Священник смотрел то на меня, то на отца, явно не желая оказаться между двух огней.
— Действительно, — осторожно начал он, — по церковным правилам требуется согласие обоих родителей, а в случае с дворянским родом — особенно главы семейства…
— Вот! — торжествующе воскликнул отец. — Слышишь, Егор? Без моего благословения — ни шагу!
Машка побледнела и отступила к стене, словно желая стать невидимой. Фома нервно сглотнул, переводя взгляд с меня на отца и обратно.
— Батюшка, — я старался говорить спокойно, хотя внутри всё клокотало от ярости, — я совершеннолетний. Имею право сам решать свою судьбу.
— Право? — отец усмехнулся, и в этой усмешке было столько презрения, что меня передёрнуло. — Ты о правах заговорил? А об обязанностях перед родом своим не забыл? Перед матерью своей? Перед предками, что фамилию нашу веками в чести держали?
— При чём тут это? — я почувствовал, как краска заливает лицо. — Я люблю Машу и хочу на ней жениться! Что в этом постыдного?
— Купеческая дочка! — отец почти выплюнул эти слова. — Без роду, без племени! Без приданого, достойного нашей фамилии!
— Бабка отписала мне деревню, — я повысил голос, уже не заботясь о том, что мы в церкви. — Она моя!
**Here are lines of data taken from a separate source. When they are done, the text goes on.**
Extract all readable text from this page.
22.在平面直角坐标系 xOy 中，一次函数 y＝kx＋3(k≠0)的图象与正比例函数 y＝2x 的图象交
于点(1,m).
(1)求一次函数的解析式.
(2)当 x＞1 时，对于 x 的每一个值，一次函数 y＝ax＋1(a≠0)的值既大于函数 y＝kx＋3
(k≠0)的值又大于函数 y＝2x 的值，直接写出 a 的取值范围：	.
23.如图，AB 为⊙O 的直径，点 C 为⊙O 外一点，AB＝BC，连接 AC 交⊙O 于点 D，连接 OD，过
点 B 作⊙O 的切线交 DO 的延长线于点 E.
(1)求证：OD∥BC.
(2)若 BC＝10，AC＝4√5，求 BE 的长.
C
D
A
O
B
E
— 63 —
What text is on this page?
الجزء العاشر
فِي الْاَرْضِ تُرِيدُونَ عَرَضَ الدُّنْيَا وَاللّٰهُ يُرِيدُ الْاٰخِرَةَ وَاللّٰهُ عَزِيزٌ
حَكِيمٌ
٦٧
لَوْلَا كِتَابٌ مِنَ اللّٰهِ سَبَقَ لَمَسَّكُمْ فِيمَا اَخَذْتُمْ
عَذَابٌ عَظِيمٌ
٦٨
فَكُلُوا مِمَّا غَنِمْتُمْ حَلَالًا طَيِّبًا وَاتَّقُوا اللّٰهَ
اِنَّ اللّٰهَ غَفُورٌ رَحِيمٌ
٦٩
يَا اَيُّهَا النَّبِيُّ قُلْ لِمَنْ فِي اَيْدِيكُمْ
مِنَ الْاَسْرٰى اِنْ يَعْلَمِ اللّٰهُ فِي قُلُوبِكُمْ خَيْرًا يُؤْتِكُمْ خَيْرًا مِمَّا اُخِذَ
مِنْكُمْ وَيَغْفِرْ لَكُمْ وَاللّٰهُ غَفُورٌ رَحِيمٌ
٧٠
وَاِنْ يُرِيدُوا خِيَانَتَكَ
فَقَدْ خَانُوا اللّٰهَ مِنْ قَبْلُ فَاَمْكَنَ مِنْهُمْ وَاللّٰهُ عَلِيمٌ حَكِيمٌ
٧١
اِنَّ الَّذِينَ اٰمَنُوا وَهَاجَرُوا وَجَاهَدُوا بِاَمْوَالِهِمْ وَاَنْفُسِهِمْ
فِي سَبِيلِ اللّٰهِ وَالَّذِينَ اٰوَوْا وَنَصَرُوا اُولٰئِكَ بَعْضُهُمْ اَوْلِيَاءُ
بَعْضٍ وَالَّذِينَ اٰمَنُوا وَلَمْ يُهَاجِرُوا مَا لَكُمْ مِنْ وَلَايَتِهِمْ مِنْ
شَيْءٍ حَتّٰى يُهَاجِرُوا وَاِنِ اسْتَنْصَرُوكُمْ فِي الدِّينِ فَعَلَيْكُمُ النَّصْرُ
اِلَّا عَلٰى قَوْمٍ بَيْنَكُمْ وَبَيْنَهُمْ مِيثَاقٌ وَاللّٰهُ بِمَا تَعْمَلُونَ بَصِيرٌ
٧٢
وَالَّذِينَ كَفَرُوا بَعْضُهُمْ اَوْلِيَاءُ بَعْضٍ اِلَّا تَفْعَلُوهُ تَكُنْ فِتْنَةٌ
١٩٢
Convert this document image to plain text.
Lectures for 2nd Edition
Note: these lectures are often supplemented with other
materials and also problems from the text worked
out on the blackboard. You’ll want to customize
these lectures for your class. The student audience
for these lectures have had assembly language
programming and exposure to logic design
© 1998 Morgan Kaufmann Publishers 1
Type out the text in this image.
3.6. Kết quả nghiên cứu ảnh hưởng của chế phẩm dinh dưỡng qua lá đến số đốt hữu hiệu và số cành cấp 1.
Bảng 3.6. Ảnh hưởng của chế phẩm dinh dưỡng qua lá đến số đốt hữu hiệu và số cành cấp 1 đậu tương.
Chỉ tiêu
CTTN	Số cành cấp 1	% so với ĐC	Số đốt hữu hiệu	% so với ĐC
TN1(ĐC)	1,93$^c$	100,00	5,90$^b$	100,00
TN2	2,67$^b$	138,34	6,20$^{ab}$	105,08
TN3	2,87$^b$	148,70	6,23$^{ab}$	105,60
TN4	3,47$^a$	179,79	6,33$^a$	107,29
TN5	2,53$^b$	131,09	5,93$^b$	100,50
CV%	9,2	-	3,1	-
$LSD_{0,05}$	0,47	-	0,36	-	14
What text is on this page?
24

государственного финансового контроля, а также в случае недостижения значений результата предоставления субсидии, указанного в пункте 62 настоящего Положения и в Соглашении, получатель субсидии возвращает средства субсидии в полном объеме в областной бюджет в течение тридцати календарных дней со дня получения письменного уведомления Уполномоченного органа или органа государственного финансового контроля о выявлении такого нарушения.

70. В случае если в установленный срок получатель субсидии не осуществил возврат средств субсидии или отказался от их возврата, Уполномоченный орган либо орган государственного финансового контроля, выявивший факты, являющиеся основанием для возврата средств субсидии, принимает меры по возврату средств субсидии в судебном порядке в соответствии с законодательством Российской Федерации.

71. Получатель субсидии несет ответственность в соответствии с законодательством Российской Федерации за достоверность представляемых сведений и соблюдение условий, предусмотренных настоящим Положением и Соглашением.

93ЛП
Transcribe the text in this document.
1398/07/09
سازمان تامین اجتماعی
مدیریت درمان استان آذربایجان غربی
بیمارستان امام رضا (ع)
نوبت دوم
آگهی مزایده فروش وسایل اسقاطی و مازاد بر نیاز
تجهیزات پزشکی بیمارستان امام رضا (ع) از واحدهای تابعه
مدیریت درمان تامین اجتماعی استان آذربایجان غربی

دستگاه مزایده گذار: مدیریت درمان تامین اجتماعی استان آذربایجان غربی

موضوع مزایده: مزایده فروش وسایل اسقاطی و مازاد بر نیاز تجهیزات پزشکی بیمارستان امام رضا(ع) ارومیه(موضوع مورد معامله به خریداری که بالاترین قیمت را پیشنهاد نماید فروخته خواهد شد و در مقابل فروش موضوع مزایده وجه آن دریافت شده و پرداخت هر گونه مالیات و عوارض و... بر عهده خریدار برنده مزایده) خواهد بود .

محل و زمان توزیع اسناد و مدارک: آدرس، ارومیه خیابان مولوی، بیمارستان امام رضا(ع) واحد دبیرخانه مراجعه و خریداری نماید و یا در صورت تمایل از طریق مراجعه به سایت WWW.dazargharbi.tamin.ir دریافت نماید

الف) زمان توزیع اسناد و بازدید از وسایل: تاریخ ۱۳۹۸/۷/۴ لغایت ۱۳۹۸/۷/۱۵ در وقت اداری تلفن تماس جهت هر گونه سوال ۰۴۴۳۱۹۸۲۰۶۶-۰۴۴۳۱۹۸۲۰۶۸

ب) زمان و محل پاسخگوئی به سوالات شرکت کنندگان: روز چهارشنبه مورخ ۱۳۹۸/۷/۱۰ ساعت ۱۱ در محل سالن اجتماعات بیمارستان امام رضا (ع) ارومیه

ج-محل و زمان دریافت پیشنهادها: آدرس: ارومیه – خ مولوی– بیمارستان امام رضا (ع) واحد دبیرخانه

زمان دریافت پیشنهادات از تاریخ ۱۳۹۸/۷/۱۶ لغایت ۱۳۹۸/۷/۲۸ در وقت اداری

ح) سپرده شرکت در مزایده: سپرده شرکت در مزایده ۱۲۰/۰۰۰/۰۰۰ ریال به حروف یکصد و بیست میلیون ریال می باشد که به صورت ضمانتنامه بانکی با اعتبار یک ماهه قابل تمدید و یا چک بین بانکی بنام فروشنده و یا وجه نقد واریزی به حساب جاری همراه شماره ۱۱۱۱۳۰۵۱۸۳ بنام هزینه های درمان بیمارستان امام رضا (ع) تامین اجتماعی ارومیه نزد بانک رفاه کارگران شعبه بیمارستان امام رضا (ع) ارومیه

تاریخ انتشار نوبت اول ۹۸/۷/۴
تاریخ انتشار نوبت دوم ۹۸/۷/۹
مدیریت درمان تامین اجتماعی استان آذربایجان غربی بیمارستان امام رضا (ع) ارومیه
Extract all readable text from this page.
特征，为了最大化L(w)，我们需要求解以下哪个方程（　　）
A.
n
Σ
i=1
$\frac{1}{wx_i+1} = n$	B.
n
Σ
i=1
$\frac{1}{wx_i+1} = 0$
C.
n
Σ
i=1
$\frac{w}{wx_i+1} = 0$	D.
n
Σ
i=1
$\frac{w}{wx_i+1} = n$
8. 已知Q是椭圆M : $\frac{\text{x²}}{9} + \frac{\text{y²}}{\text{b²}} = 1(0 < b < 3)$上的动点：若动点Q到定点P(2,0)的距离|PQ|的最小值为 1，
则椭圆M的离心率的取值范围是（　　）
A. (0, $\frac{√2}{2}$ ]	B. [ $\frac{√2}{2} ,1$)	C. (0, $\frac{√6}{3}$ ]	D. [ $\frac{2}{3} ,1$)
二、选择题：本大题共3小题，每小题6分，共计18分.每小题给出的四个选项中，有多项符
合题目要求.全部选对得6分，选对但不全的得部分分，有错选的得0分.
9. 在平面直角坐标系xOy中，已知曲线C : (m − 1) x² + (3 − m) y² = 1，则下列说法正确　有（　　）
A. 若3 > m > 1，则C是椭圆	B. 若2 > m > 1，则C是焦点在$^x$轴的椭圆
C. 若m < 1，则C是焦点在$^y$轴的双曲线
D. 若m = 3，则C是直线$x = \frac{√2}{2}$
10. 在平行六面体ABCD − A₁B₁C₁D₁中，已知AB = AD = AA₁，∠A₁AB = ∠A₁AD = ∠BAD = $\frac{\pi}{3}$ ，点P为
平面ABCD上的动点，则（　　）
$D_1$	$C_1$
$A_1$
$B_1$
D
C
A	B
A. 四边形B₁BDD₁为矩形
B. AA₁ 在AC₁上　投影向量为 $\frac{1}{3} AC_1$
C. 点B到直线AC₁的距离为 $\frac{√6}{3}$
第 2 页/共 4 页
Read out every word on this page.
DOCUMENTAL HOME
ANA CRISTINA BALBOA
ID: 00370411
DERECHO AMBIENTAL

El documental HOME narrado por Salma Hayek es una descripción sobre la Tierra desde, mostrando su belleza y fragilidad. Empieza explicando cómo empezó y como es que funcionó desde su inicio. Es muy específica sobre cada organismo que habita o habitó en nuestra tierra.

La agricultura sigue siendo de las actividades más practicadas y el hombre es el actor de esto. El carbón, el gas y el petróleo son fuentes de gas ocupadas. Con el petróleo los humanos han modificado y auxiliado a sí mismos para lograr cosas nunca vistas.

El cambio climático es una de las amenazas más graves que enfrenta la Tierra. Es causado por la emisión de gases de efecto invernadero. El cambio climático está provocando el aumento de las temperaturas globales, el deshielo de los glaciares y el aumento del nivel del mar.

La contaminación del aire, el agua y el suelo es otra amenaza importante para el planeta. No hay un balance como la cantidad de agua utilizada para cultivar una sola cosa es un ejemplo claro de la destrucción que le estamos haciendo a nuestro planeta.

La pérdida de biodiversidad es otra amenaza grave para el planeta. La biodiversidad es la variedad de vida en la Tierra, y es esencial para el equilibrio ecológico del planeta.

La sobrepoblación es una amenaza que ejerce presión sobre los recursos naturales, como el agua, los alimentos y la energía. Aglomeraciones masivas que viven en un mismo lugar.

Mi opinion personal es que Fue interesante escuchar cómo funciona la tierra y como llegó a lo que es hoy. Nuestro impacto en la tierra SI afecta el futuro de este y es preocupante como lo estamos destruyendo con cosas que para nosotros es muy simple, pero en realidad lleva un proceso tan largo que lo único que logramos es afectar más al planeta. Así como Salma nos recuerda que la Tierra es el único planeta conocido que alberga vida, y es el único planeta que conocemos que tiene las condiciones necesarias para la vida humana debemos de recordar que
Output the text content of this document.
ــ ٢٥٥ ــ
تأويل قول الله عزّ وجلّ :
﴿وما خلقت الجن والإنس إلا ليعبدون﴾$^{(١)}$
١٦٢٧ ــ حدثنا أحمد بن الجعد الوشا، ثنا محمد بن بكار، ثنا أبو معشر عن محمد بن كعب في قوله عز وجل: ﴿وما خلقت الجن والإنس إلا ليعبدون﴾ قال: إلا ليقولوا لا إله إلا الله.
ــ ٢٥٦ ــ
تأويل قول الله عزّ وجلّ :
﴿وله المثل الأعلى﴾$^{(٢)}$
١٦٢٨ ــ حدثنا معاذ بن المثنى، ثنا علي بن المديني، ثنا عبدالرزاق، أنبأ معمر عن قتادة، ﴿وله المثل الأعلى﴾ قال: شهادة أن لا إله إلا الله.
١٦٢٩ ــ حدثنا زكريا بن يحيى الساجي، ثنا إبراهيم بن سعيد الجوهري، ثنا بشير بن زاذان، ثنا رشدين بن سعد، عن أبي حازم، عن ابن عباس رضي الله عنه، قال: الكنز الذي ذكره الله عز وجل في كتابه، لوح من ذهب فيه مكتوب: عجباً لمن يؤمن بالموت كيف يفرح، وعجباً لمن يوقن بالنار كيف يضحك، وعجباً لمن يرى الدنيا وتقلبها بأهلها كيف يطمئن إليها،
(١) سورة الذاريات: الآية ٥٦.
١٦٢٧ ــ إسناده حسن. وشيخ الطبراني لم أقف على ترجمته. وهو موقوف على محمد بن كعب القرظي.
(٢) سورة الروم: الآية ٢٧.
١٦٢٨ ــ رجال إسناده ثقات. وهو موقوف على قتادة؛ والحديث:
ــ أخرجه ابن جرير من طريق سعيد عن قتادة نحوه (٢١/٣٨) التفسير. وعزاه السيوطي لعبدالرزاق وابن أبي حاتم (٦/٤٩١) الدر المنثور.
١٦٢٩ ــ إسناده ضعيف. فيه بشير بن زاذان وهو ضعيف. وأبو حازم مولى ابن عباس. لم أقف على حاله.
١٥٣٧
И я волен распоряжаться своей жизнью, как считаю нужным!
— Не смей повышать на меня голос! — прогремел отец. Он стукнул кулаком по столу, заставив священника вздрогнуть. — Пока я жив, я глава рода! И если ты так решил, что ж, иди в купцы! Позорь фамилию! Но без моего благословения этого брака не будет!
Мы стояли друг напротив друга, тяжело дыша, как два быка перед схваткой. Воздух между нами, казалось, потрескивал от напряжения.
— Господа, господа, — вмешался отец Василий, примирительно поднимая руки, — давайте не будем осквернять дом Божий ссорами. Поймите, я не могу провести обряд, когда есть такие разногласия. Церковный закон ясен.
— Что же нам делать, батюшка? — тихо спросила Машка, и её голос, дрожащий и полный слёз, словно отрезвил всех нас.
— В таких случаях, — священник вздохнул, — можно обратиться в губернское правление за особым разрешением. Но это… это займёт время. Месяцы, возможно.
— Месяцы! — я едва не застонал от отчаяния.
— Не будет никакого разрешения, — отрезал отец. — Я подам протест, и его примут к сведению.
С этими словами он развернулся и вышел, хлопнув дверью так, что со стен посыпалась пыль.